О Нуме, или Филотасе, как Мельхиор его называл, я уже говорил. Он был найден Мельхиором в одном его путешествии, и все, что он мне о нем рассказывал, я увидел действительно на опыте. Когда Филотас являлся на сцене и отвечал на вопросы глупости, то народ аплодировал ему, смеялся и думал, что надо иметь много ума, чтобы говорить такую бессмыслицу.
Даже в харчевнях и трактирах, где мы останавливались, все его считали за редкого человека. Невозможно себе представить физиономии плачевнее несчастного Филотаса, которую, как многие думали, он употреблял для того, чтобы казаться смешным; но она была в нем натуральна; он строил гримасы безо всякой цели, но это было причиной его успехов в народе. Джумбо был также найден на дороге, и Мельхиор говорил, что если кто его потребует, то сейчас получит удовлетворение; он так же, как и Нум, кувыркался на сцене и для забавы зрителей ел пудинг. Последнее исполнял в точности, потому что он довел эту часть мимики до совершенства, упражняясь весь день в еде и спанье.
Изобразив всех моих новых товарищей, я должен передать вам разговор, который я имел на следующий день моего прибытия к цыганам. Он заключался в том, что Мельхиор мне коротко описал все отрасли своей промышленности, говоря, что я буду ему полезен в его фиглярских выходках, для чего и хотел меня выучить всем изворотам плутовства.
Как сведущий в докторском искусстве, я мог хорошо составлять микстуры, делать пилюли и так далее, чем поддерживал бы его влияние на публику, и в этом отношении, желая иметь меня участником в своих предсказаниях, он хотел передать мне все тайны их и растолковать их, как должно. Словом сказать, ему был нужен человек хорошей наружности, получивший порядочное воспитание, и на которого он мог бы положиться вполне. Тимофей также мог быть употребляем во многих случаях, но преимущественно Мельхиор хотел его выучить разным кувырканьям и играть дураков в пьесах, требующих хитрых ответов, чтобы иногда заменять Нума.

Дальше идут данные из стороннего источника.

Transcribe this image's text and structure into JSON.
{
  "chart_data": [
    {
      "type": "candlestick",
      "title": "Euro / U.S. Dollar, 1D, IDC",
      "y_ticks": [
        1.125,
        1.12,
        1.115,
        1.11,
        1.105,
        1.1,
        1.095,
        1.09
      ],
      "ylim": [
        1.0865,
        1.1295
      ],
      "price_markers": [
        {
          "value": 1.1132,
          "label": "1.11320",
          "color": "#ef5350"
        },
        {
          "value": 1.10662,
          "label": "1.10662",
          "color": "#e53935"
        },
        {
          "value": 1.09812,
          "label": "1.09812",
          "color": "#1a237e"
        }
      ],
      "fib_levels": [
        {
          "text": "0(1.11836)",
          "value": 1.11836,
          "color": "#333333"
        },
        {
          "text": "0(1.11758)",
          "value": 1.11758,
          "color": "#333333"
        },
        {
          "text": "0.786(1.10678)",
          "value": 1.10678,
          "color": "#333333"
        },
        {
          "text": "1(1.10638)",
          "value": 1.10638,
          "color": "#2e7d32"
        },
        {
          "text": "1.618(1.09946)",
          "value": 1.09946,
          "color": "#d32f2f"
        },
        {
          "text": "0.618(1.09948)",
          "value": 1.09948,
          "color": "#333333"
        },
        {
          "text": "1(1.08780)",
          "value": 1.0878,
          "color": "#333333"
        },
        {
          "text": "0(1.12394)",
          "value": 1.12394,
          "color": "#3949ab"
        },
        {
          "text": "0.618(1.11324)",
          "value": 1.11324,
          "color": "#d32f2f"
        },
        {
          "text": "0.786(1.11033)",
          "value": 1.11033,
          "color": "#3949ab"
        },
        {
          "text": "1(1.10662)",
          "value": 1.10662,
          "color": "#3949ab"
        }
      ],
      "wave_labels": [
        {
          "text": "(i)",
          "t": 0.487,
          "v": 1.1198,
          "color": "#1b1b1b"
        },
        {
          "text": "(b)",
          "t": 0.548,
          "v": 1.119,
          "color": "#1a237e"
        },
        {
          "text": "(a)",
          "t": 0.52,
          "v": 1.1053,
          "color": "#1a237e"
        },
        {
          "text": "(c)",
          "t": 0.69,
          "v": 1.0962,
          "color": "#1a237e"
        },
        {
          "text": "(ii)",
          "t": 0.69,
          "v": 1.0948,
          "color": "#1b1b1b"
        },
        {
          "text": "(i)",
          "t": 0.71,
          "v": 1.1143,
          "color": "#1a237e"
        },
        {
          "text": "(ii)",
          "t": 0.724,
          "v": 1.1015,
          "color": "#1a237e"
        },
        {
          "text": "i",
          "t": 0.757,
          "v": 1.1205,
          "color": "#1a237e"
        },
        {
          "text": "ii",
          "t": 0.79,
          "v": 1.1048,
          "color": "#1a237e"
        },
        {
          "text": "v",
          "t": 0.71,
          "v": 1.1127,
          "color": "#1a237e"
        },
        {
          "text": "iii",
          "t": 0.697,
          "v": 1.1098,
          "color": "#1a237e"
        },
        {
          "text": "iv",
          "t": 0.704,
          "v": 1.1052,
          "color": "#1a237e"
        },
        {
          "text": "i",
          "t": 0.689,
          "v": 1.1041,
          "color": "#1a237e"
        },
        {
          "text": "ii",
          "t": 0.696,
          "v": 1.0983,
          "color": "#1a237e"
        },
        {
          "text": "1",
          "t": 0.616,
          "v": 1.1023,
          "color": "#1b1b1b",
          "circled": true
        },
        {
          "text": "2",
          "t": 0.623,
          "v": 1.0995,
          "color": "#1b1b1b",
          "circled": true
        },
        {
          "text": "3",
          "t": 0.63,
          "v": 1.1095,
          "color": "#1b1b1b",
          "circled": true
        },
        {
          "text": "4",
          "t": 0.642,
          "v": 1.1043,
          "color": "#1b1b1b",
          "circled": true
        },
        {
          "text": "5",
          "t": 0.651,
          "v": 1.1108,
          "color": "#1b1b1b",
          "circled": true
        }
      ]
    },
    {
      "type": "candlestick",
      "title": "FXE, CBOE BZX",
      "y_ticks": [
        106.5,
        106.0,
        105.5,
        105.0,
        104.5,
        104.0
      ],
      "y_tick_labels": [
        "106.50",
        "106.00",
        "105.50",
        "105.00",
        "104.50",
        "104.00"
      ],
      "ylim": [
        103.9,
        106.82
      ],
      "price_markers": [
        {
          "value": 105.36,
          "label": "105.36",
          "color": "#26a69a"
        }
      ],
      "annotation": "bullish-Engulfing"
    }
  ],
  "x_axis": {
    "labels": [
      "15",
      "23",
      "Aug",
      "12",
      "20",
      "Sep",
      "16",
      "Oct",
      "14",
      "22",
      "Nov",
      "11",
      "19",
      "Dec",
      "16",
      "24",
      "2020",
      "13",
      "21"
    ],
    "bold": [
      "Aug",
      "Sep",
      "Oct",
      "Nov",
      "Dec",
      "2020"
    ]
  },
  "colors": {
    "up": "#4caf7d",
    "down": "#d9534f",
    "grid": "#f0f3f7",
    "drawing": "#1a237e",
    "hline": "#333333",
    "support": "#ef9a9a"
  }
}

Мы с Тимофеем согласились на все условия, которые нам предъявляли, и таким образом взаимные дела наши были скоро решены, причем Мельхиор заметил, что хотя и не было положенной платы за наши труды, но мы не останемся без выгод.
Глава XI
Мы не успели еще провести и трех дней между цыганами, как табор их разделился на несколько частей, из коих каждая отправилась в свою сторону. Какие были причины этого события, я узнал только после. Они определяли места, где каждая часть должна проводить следующий год, как для того, чтобы не вредить одна другой близким расположением, так и для того, чтобы иметь постоянное сообщение в случае общей нужды. Кроме этого, они рассуждали еще о многом, скрывая от меня остальное как от чужого. Мельхиор, казалось, на все мои вопросы отвечал с откровенностью, но обман был ему так сроден, что невозможно было заключить, говорил ли он правду, или нет.

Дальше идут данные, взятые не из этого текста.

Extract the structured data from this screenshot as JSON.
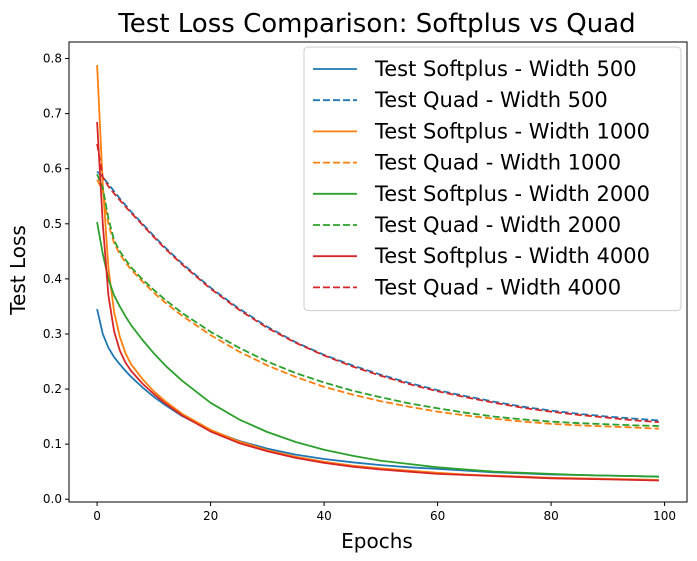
{
  "chart_data": {
    "type": "line",
    "title": "Test Loss Comparison: Softplus vs Quad",
    "xlabel": "Epochs",
    "ylabel": "Test Loss",
    "xlim": [
      -4.95,
      103.95
    ],
    "ylim": [
      -0.005,
      0.83
    ],
    "xticks": [
      0,
      20,
      40,
      60,
      80,
      100
    ],
    "yticks": [
      0.0,
      0.1,
      0.2,
      0.3,
      0.4,
      0.5,
      0.6,
      0.7,
      0.8
    ],
    "ytick_labels": [
      "0.0",
      "0.1",
      "0.2",
      "0.3",
      "0.4",
      "0.5",
      "0.6",
      "0.7",
      "0.8"
    ],
    "grid": false,
    "legend_position": "top-right",
    "x": [
      0,
      1,
      2,
      3,
      4,
      5,
      6,
      8,
      10,
      12,
      15,
      20,
      25,
      30,
      35,
      40,
      45,
      50,
      55,
      60,
      65,
      70,
      75,
      80,
      85,
      90,
      95,
      99
    ],
    "series": [
      {
        "name": "Test Softplus - Width 500",
        "color": "#1f77b4",
        "dash": "solid",
        "values": [
          0.345,
          0.3,
          0.275,
          0.258,
          0.245,
          0.233,
          0.222,
          0.203,
          0.186,
          0.171,
          0.151,
          0.125,
          0.106,
          0.092,
          0.081,
          0.073,
          0.067,
          0.062,
          0.058,
          0.055,
          0.052,
          0.049,
          0.047,
          0.045,
          0.044,
          0.043,
          0.042,
          0.041
        ]
      },
      {
        "name": "Test Quad - Width 500",
        "color": "#1f77b4",
        "dash": "dashed",
        "values": [
          0.595,
          0.585,
          0.572,
          0.559,
          0.546,
          0.534,
          0.522,
          0.5,
          0.478,
          0.457,
          0.428,
          0.384,
          0.346,
          0.313,
          0.285,
          0.262,
          0.243,
          0.226,
          0.211,
          0.198,
          0.187,
          0.177,
          0.168,
          0.161,
          0.155,
          0.15,
          0.146,
          0.143
        ]
      },
      {
        "name": "Test Softplus - Width 1000",
        "color": "#ff7f0e",
        "dash": "solid",
        "values": [
          0.788,
          0.57,
          0.42,
          0.34,
          0.295,
          0.265,
          0.245,
          0.218,
          0.196,
          0.178,
          0.155,
          0.126,
          0.105,
          0.089,
          0.077,
          0.068,
          0.061,
          0.056,
          0.052,
          0.048,
          0.045,
          0.043,
          0.041,
          0.039,
          0.038,
          0.037,
          0.036,
          0.035
        ]
      },
      {
        "name": "Test Quad - Width 1000",
        "color": "#ff7f0e",
        "dash": "dashed",
        "values": [
          0.58,
          0.56,
          0.5,
          0.465,
          0.445,
          0.43,
          0.417,
          0.395,
          0.375,
          0.357,
          0.333,
          0.298,
          0.268,
          0.243,
          0.222,
          0.204,
          0.19,
          0.178,
          0.168,
          0.159,
          0.152,
          0.146,
          0.141,
          0.137,
          0.134,
          0.132,
          0.13,
          0.128
        ]
      },
      {
        "name": "Test Softplus - Width 2000",
        "color": "#2ca02c",
        "dash": "solid",
        "values": [
          0.503,
          0.445,
          0.4,
          0.37,
          0.35,
          0.332,
          0.316,
          0.289,
          0.265,
          0.243,
          0.215,
          0.175,
          0.145,
          0.122,
          0.104,
          0.09,
          0.079,
          0.07,
          0.064,
          0.058,
          0.054,
          0.05,
          0.048,
          0.046,
          0.044,
          0.043,
          0.042,
          0.041
        ]
      },
      {
        "name": "Test Quad - Width 2000",
        "color": "#2ca02c",
        "dash": "dashed",
        "values": [
          0.59,
          0.565,
          0.51,
          0.47,
          0.45,
          0.435,
          0.421,
          0.399,
          0.38,
          0.362,
          0.338,
          0.304,
          0.275,
          0.25,
          0.229,
          0.212,
          0.197,
          0.185,
          0.174,
          0.165,
          0.157,
          0.15,
          0.145,
          0.141,
          0.138,
          0.136,
          0.134,
          0.133
        ]
      },
      {
        "name": "Test Softplus - Width 4000",
        "color": "#d62728",
        "dash": "solid",
        "values": [
          0.685,
          0.5,
          0.37,
          0.305,
          0.27,
          0.248,
          0.233,
          0.21,
          0.191,
          0.174,
          0.152,
          0.123,
          0.102,
          0.087,
          0.075,
          0.066,
          0.059,
          0.054,
          0.05,
          0.046,
          0.044,
          0.042,
          0.04,
          0.038,
          0.037,
          0.036,
          0.035,
          0.034
        ]
      },
      {
        "name": "Test Quad - Width 4000",
        "color": "#d62728",
        "dash": "dashed",
        "values": [
          0.645,
          0.585,
          0.568,
          0.555,
          0.543,
          0.531,
          0.52,
          0.498,
          0.476,
          0.455,
          0.426,
          0.382,
          0.344,
          0.311,
          0.284,
          0.261,
          0.241,
          0.224,
          0.209,
          0.196,
          0.185,
          0.175,
          0.166,
          0.159,
          0.153,
          0.148,
          0.143,
          0.14
        ]
      }
    ]
  }
}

Наша часть отправилась так же, как и другие, и расположилась на опушке дубового леса в двух милях от прежней позиции. Пища наша состояла большей частью из дичи и рыбы, потому что у нас было много охотников, стрелявших без позволения на чужих дачах; рыбу же ловили, бросая в воду какой-то порошок, от которого она всплывала наверх в большом количестве. Сверх этого в нашем котле варилось еще множество других снадобий, которые лучше есть, нежели распознавать.
Палатки наши мы разбивали обыкновенно подле воды, в которую при обысках прятали провизию, где она и лежала до тех пор, пока не попадала в котел, в котором находилась уже в безопасности. Но мы с Тимофеем не принимали никакого участия в фуражировках и ели, не спрашивая, каким образом что доставали.
Большую часть времени я проводил с Мельхиором, который учил меня всем таинствам своего ремесла, то есть подтасовывать карты, передвигать их и тому подобным вещам. Занимаясь этим по нескольку часов, я сделал большие успехи, и к концу месяца Мельхиор считал уже меня достаточно образованным в этом искусстве. Между тем Тимофей имел также свой курс гимнастики; весь день он прыгал и кувыркался до тех пор, пока не мог встать на ноги. Так как он был ловок и развязен, то вскоре и сделался самым искусным фигляром — выучился прыгать вперед и назад, ходить на руках, есть огонь, вытаскивать изо рта ленту и еще полусотне тому подобных штук. Джумбо также должен был трудиться; Мельхиор томил его до тех пор, пока он не удовлетворял требованиям; даже сама Флита беспрестанно училась, и это приготовление происходило потому, что мы скоро имели намерение предпринять важную экспедицию. Мельхиор, желая явиться свету во всем блеске, отправился на три дня за покупкой нового платья, которым снабдил не только нас, но и все наше общество. Вскоре, простившись с Натте и с другими цыганами, мы все, то есть Мельхиор, я, Тимофей, Флита, Нум и Джумбо, отправились в путь. Поздно вечером мы пришли в городок и остановились в трактире, с хозяином которого Мельхиор уже условился.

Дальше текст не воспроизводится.